0.8

3.7K 288 278
                                    

yoke lore, beige

En sevdiğim renk mavi. Gökyüzünün mavisi, yağmurlu bir gecenin ardından geriye kalan mavinin tonunda ama, öyle açık ve parlak değil. Sokaklardan hala geçmemiş yağmur kokusu çünkü, öyle demiştin sen bir keresinde. Keşke beni de alıp gitse, demiştin. Biliyorum, hatırlamazsın. Bense her gece ezberimde sakladım anılarımızı, istesem de bırakmazlar artık peşimi.

Bir keresinde, diye başlayan cümleler kurarsam sonunun gelmeyeceğini biliyordum ama. Bu yüzden defterimdeki satırları karaladım, hiç yoklarmış gibi davrandım ve kendimi rolüme hazırladım. Kabul etmeliydin, iyiydim yaptığım işte. Bazen rolümü gerçek hayata uyarlamaktan kendimi kaybettiğimde bile.



"Ben tam bir sözelciyim galiba ya," diye mırıldandım önümdeki not kağıdından oldukça karışık görünen işlemlere bakarken.

"Evet, günaydın." Jungkook döner sandalyesinde geriye yaslanıp ellerini ensesinde birleştirdiğinde ben hala işlemlere kafam allak bullak bir halde bakmaya devam ediyordum. Onun odasındaydık, biraz kelime çalıştıktan sonra bana bu günlerde işlediğimiz problemler konusunun soru çözümlerini anlatmaya karar vermişti ama pek anladığım söylenemezdi.

"Sen yaparken hiç de zor görünmüyor."

İşlemin başına dönüp hangi kısmı atladığımı düşünürken "Bırakalım mı?" diye sordu. "Dersler ağırdı bugün, geldiğimizden beri de çalışıyoruz."

Derin bir iç çekerek başımı salladım ve gözlerimi pencereden dışarıya çevirdim. Hava kararmak üzereydi, günün bu saatleri nedense hiç hoşuma gitmiyordu. Gün batımını fotoğraflamayı severdim ama sonrası içimde bir telaş uyandırırdı sanki, akşamlar her zaman daha iyiydi. Daha sessiz.

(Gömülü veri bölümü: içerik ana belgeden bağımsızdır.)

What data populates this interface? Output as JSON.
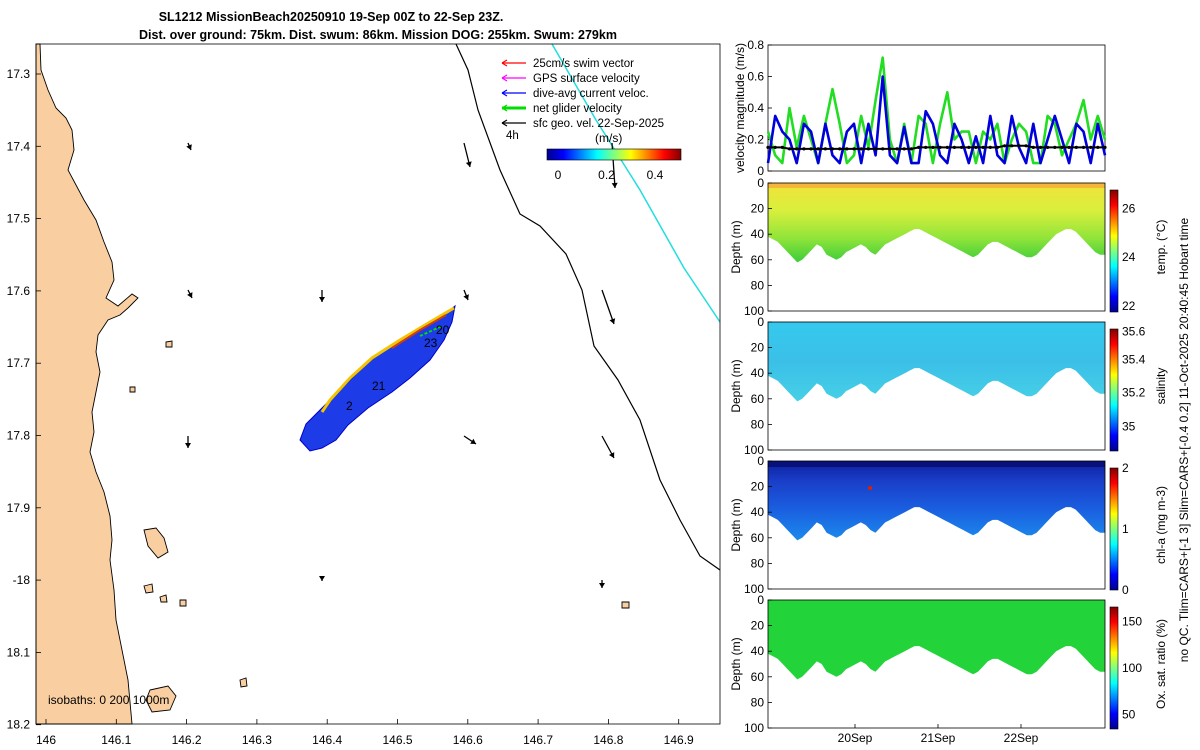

O esnada aklıma gelen şeyle tekrar ona döndüğümde gözlerinin hala bende olduğunu görmek bir anlık duraksattı. "Yarın için verilen ödevi yapmadık."

"Bayılacağım şimdi. Her ödevi yapmak zorunda mısın kızım?"

Gözlerimi devirdim. "Evet, ekstra not almak için ödevlerimi yapmak zorundayım çünkü okulun herhangi bir takımında değilim ya da müdür ailemden bağış alıp notlarımı yükseltmiyor."

"Benim de."

"Aptal mısın?" diyerek güldüğümde o da sırıtıyordu.

"Hayır şu an sadece açım. Mutfağa gidelim."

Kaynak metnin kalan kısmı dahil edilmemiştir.